The comments from the retired Air Force Major-General, Richard Secord, and the former National Security Council member, Howard Teicher, are the latest additions to the growing evidence that Mr Bush was anything but 'out of the loop' - as he has steadfastly maintained - on the scandal which almost brought down the presidency of Ronald Reagan in late 1986.
Yesterday the Washington Post disclosed the existence of a memo from the former defense secretary, Caspar Weinberger, who in January is due to face trial for his alleged role in the Iran-Contra cover-up, which seems to indicate that Mr Bush was present at a key White House meeting in early 1986 when sales were discussed.

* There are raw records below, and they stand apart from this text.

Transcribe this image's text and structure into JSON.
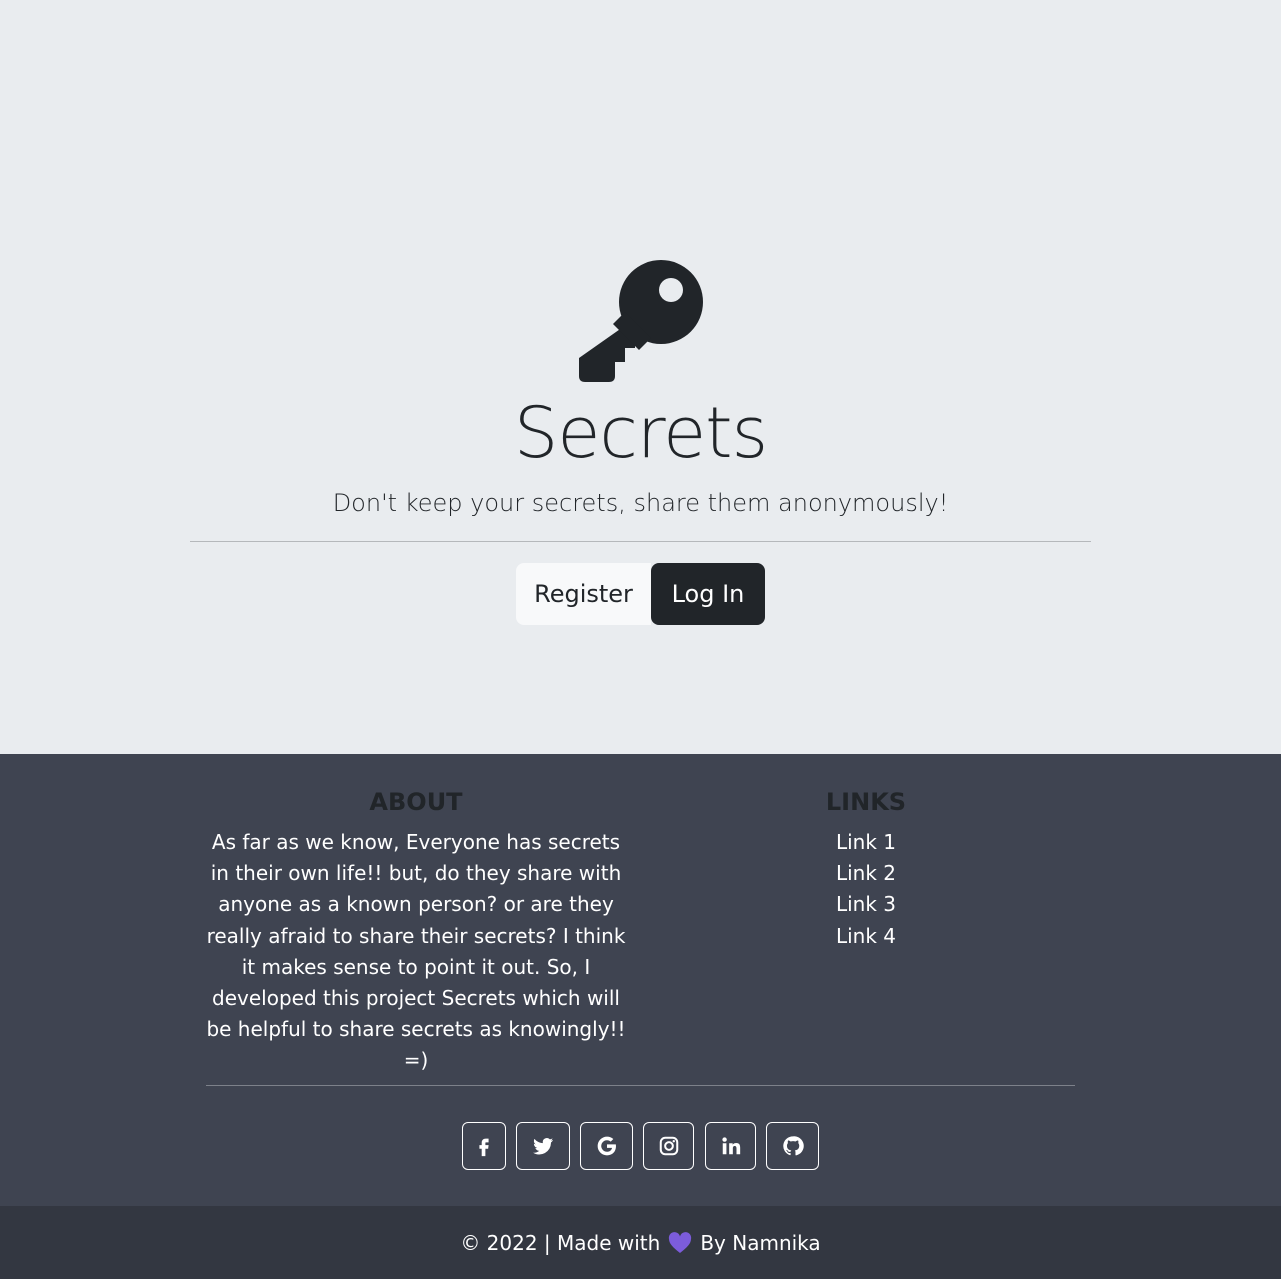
{
  "hero": {
    "title": "Secrets",
    "lead": "Don't keep your secrets, share them anonymously!",
    "register_label": "Register",
    "login_label": "Log In",
    "icon": "key-icon"
  },
  "footer": {
    "about_title": "ABOUT",
    "about_text": "As far as we know, Everyone has secrets in their own life!! but, do they share with anyone as a known person? or are they really afraid to share their secrets? I think it makes sense to point it out. So, I developed this project Secrets which will be helpful to share secrets as knowingly!! =)",
    "links_title": "LINKS",
    "links": [
      "Link 1",
      "Link 2",
      "Link 3",
      "Link 4"
    ],
    "social": [
      "facebook-icon",
      "twitter-icon",
      "google-icon",
      "instagram-icon",
      "linkedin-icon",
      "github-icon"
    ]
  },
  "copyright": {
    "prefix": "© 2022 | Made with",
    "suffix": "By Namnika",
    "heart_color": "#7c5cdb"
  },
  "colors": {
    "hero_bg": "#e9ecef",
    "footer_bg": "#3f4451",
    "copyright_bg": "#333741",
    "dark": "#212529"
  }
}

The two former officials, however, went much further last night. Mr Teicher insisted in a television interview that he had briefed Mr Bush 'several times' about the arms initiative. Mr Secord, who is about to publish a book dealing with his role in the affair, asserted that 'the President was in on key decisions. There is simply no question about that.'
The claims were dismissed by the White House. A spokesman for Mr Bush declared that suggestions the President had played down his knowledge of the sales were 'absolutely false'.
But there is no doubt of the potential political perils for the President, as he struggles to close the gap on the Democrat, Bill Clinton, in the five weeks left before election day. At the very least, the renewed Iran-Contra charges undermine his attempts to portray Mr Clinton as untrustworthy and deceitful in his manoeuvring to avoid the Vietnam draft.
Seizing his opportunity with both hands, the Arkansas Governor said the Iran-Contra imbroglio was the reason Mr Bush was avoiding a presidential debate. 'I've answered 100 times more questions on the draft than he has on Iran,' Mr Clinton added.
His campaign director, George Stephanopoulos, said it was time for the President to 'come clean with the American people' - by no accident exactly the words Mr Bush uses about his opponent and Vietnam.